Requalification de la relation contractuelle
Est sanctionné le montage visant à éluder un contrat de travail et les droits du salarié
Cour d'appel
Rennes
8e chambre prud'homale
Infirmation
N° 08/03081
Numéro JurisData : 2009-001404
Le portage salarial a fait l'objet d'une réglementation par la loi du 25 juin 2008 ayant institué l'article L. 1251-64 du Code du travail. Il s'agit d'un mode d'organisation du travail qui se situe entre le travail salarié et le travail indépendant et fait intervenir un salarié et un client et s'articule autour de deux conventions, à savoir le contrat de travail conclu entre la société de portage et le salarié porté et le contrat de prestation de service conclu entre la société de portage et l'entreprise cliente. Ce montage juridique s'adresse généralement à des professionnels de haut niveau agissant comme experts, consultants ou formateurs, entièrement autonomes dans leur prospection commerciale et leur intervention dans l'entreprise. Si les deux conventions litigieuses ont en l'espèce l'apparence du portage, il appartient à la Cour de rechercher si elles ne sont pas un artifice ayant permis à l'employeur de se libérer des règles beaucoup plus contraignantes du contrat de travail, les relations entre les parties s'étant poursuivies à l'issue de la période d'essai effectuée dans le cadre d'un contrat de travail dans une entreprise devenue l'entreprise cliente. C'est à tort que celle-ci indique, pour démentir le maintien du contrat de travail initialement conclu, que l'intéressé n'a pas exercé ses activités dans les mêmes conditions alors qu'il résulte des pièces versées qu'il a au contraire continué à exercer l'activité commerciale qu'il avait au départ en plus d'une activité nouvelle de formation. Cette continuité est confortée par la prime de 10% du chiffre d'affaires qui lui était versée, par l'objectif qui lui était fixé et par le contrôle de son activité, incompatible avec l'autonomie dont dispose un salarié porté. La société cliente a de plus exercé un pouvoir disciplinaire à son égard, qui s'est exprimé par la rupture anticipée de la mission confiée dans le cadre de la convention de partenariat. Le contrat de travail a donc été poursuivi dans les même conditions postérieurement à la rupture alléguée qui est en conséquence imputable à la société cliente, en réalité employeur, et est dénuée de cause réelle et sérieuse puisque intervenue sans motivation. Elle ouvre droit aux indemnités de rupture et à des dommages-intérêts sur le fondement de l'article L. 1235-5 du Code du travail.
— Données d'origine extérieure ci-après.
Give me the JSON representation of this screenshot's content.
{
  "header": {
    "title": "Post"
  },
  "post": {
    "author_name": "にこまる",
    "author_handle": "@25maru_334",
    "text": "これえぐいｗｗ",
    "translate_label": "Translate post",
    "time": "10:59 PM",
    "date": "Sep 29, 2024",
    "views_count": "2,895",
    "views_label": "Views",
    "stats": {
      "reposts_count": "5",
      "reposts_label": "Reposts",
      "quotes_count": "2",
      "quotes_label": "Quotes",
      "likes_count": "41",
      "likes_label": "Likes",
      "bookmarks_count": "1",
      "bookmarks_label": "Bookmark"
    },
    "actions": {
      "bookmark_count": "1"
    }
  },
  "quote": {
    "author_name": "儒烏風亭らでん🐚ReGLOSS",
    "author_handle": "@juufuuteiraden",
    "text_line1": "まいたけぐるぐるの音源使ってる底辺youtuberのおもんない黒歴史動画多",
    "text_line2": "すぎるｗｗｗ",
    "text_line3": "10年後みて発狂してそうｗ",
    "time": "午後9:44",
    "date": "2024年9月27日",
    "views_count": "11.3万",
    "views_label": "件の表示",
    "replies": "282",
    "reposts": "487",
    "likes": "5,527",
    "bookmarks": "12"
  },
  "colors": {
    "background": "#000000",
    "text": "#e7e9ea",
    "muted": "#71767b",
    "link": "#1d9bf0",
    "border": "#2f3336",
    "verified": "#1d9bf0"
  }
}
La société de portage salarial, qui connaissait parfaitement l'existence du contrat de travail entre la société cliente et l'intéressé, a commis une faute engageant sa responsabilité sur le fondement de l'article 1382 du Code civil en participant au montage qui s'est substitué au contrat de travail et était uniquement destiné à éluder les droits du salarié. De plus, les conventions litigieuses, signées sans que le salarié n'ait rencontré aucun représentant de la société de portage, ne mentionnaient pas la contrepartie financière initialement prévue en cas d'atteinte de l'objectif et il était prévu qu'il ne reçoive aucune rémunération pendant les mois d'été. Le salarié est donc recevable en sa demande de dommages-intérêts.